A burst of air fills her lungs, and she stares wonderingly at the weapon. “I didn’t swallow anything. It’s the mace. Do that again.”
“Spin it over your head in a circle.”
I give one full rotation of the weapon, and this time Temra is ready. “I can’t breathe when you do that.”
I stare at the mace in shock before handing it over to her. “Now you can try.”
She does, and I feel the effects instantly. The mace is sucking the air away from me, toward itself. I step farther and farther away. Once I reach about ten feet, I can breathe again.
Temra stops the motion. “Incredible!”
“I’m glad my sheer panic is good for something.”

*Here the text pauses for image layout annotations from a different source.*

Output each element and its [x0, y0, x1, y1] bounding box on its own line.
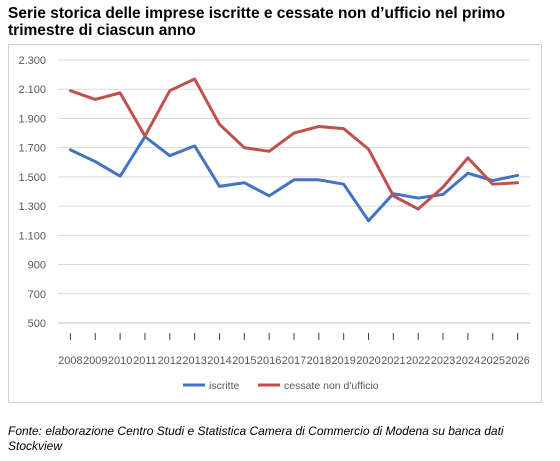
- x-tick-label: 2015: [232, 355, 256, 367]
- data-point: [318, 125, 320, 127]
- chart-area: [8, 44, 542, 403]
- x-tick-label: 2026: [505, 355, 529, 367]
- data-point: [467, 172, 469, 174]
- data-point: [417, 208, 419, 210]
- y-tick-label: 2.300: [18, 55, 46, 67]
- y-tick-label: 1.300: [18, 201, 46, 213]
- data-point: [492, 180, 494, 182]
- data-point: [417, 197, 419, 199]
- data-point: [268, 150, 270, 152]
- x-tick-label: 2009: [83, 355, 107, 367]
- chart-title: Serie storica delle imprese iscritte e c…: [8, 5, 506, 39]
- x-tick-label: 2011: [133, 355, 157, 367]
- y-tick-label: 1.500: [18, 172, 46, 184]
- data-point: [343, 128, 345, 130]
- y-tick-label: 500: [28, 318, 46, 330]
- data-point: [368, 220, 370, 222]
- series-lines: [68, 77, 520, 223]
- data-point: [392, 195, 394, 197]
- data-point: [517, 182, 519, 184]
- x-tick-label: 2024: [456, 355, 480, 367]
- x-tick-label: 2025: [480, 355, 504, 367]
- data-point: [343, 183, 345, 185]
- x-tick-label: 2020: [356, 355, 380, 367]
- x-tick-label: 2016: [257, 355, 281, 367]
- y-axis: 500 700 900 1.100 1.300 1.500 1.700 1.900 2.100 2…: [18, 55, 46, 330]
- legend-label: iscritte: [209, 380, 239, 392]
- x-tick-label: 2017: [282, 355, 306, 367]
- data-point: [94, 98, 96, 100]
- data-point: [517, 174, 519, 176]
- y-tick-label: 900: [28, 260, 46, 272]
- data-point: [467, 157, 469, 159]
- data-point: [293, 179, 295, 181]
- data-point: [243, 182, 245, 184]
- data-point: [318, 179, 320, 181]
- x-tick-label: 2018: [307, 355, 331, 367]
- x-tick-label: 2022: [406, 355, 430, 367]
- y-tick-label: 1.900: [18, 113, 46, 125]
- data-point: [69, 149, 71, 151]
- legend: iscritte cessate non d'ufficio: [183, 380, 379, 392]
- data-point: [144, 135, 146, 137]
- x-axis: 2008 2009 2010 2011 2012 2013 2014 2015 2016 2017…: [58, 322, 530, 367]
- y-tick-label: 1.100: [18, 230, 46, 242]
- gridlines: [58, 59, 530, 324]
- x-tick-label: 2019: [331, 355, 355, 367]
- x-tick-label: 2023: [431, 355, 455, 367]
- data-point: [218, 123, 220, 125]
- data-point: [119, 175, 121, 177]
- data-point: [194, 78, 196, 80]
- data-point: [293, 132, 295, 134]
- y-tick-label: 700: [28, 289, 46, 301]
- source-note: Fonte: elaborazione Centro Studi e Stati…: [8, 424, 504, 453]
- data-point: [243, 147, 245, 149]
- y-tick-label: 1.700: [18, 143, 46, 155]
- data-point: [194, 145, 196, 147]
- data-point: [119, 92, 121, 94]
- x-tick-label: 2013: [182, 355, 206, 367]
- legend-label: cessate non d'ufficio: [284, 380, 379, 392]
- x-tick-label: 2014: [207, 355, 231, 367]
- data-point: [169, 90, 171, 92]
- x-tick-label: 2008: [58, 355, 82, 367]
- x-tick-label: 2010: [108, 355, 132, 367]
- x-tick-label: 2021: [381, 355, 405, 367]
- data-point: [492, 183, 494, 185]
- data-point: [218, 185, 220, 187]
- x-tick-label: 2012: [158, 355, 182, 367]
- data-point: [69, 90, 71, 92]
- data-point: [268, 195, 270, 197]
- data-point: [368, 148, 370, 150]
- data-point: [169, 155, 171, 157]
- y-tick-label: 2.100: [18, 84, 46, 96]
- data-point: [94, 161, 96, 163]
- data-point: [442, 193, 444, 195]
- data-point: [442, 186, 444, 188]
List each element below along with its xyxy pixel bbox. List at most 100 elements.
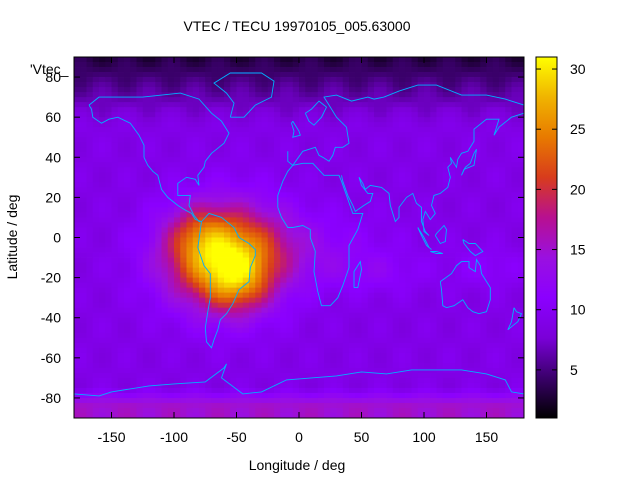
heat-cell [517, 212, 525, 218]
heat-cell [405, 312, 412, 319]
heat-cell [292, 377, 300, 384]
heat-cell [217, 82, 225, 88]
heat-cell [430, 122, 437, 128]
heat-cell [336, 252, 344, 258]
heat-cell [449, 337, 456, 344]
heat-cell [230, 162, 237, 168]
heat-cell [186, 227, 194, 233]
heat-cell [324, 97, 331, 103]
heat-cell [105, 152, 112, 158]
heat-cell [380, 332, 387, 339]
heat-cell [367, 307, 375, 314]
heat-cell [149, 157, 156, 163]
heat-cell [280, 82, 287, 88]
heat-cell [480, 247, 487, 253]
heat-cell [499, 262, 506, 268]
heat-cell [136, 97, 144, 103]
heat-cell [355, 262, 362, 268]
heat-cell [361, 77, 369, 83]
heat-cell [317, 322, 325, 329]
heat-cell [299, 137, 306, 143]
heat-cell [349, 227, 356, 233]
heat-cell [392, 197, 400, 203]
heat-cell [317, 307, 325, 314]
heat-cell [355, 67, 362, 73]
heat-cell [380, 287, 387, 294]
heat-cell [361, 337, 369, 344]
heat-cell [174, 382, 181, 389]
heat-cell [199, 172, 206, 178]
heat-cell [199, 287, 206, 294]
heat-cell [230, 252, 237, 258]
heat-cell [449, 362, 456, 369]
heat-cell [236, 277, 244, 284]
heat-cell [180, 207, 187, 213]
heat-cell [105, 327, 112, 334]
heat-cell [155, 397, 162, 404]
heat-cell [236, 317, 244, 324]
heat-cell [417, 362, 425, 369]
heat-cell [374, 222, 381, 228]
heat-cell [380, 187, 387, 193]
heat-cell [86, 342, 94, 349]
heat-cell [86, 157, 94, 163]
heat-cell [117, 122, 125, 128]
heat-cell [486, 137, 494, 143]
heat-cell [92, 152, 100, 158]
heat-cell [80, 227, 87, 233]
heat-cell [192, 102, 200, 108]
heat-cell [186, 87, 194, 93]
heat-cell [449, 282, 456, 289]
heat-cell [492, 282, 500, 289]
heat-cell [399, 147, 406, 153]
heat-cell [349, 307, 356, 314]
heat-cell [517, 92, 525, 98]
heat-cell [242, 227, 250, 233]
heat-cell [211, 167, 219, 173]
heat-cell [317, 192, 325, 198]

Temra looks on me sadly. “It’s all right, Ziva. Whenever it happens, I’ll be here for you.”
As the older sister, I should be there for her. But more often than not, she is the one saving me. Temra should have been the one to receive our mother’s gift for magic. She is so much stronger and braver than I will ever be, but I don’t think she realizes how much my gift took away my own childhood.
I’m glad that, at sixteen, Temra is able to focus on more trivial tasks, like flirting with boys and focusing on her schooling. But me? I’ve been providing for us since I was twelve. I often wonder if spending so much of my formative years locked in a forge somehow made me fearful of everything else. At eighteen, I hate to leave the house and be around people.
Or maybe it’s simply an effect of the magic itself. I’ve no one to ask for answers about magic. Mother was killed when I was five, long before my gift manifested.
“The local tournament is only months away,” Temra says. “I’m sure we’ll have many more customers passing through the city between then and now. Everyone is going to want a Zivan blade.”
She’s trying to make me feel better. I appreciate the effort, but I’m still reeling from the effects of my attack.
“It’s a phase,” Temra says, reading my thoughts. “It will pass eventually.”
“I’m sure you’re right.”
But I don’t believe it for a moment.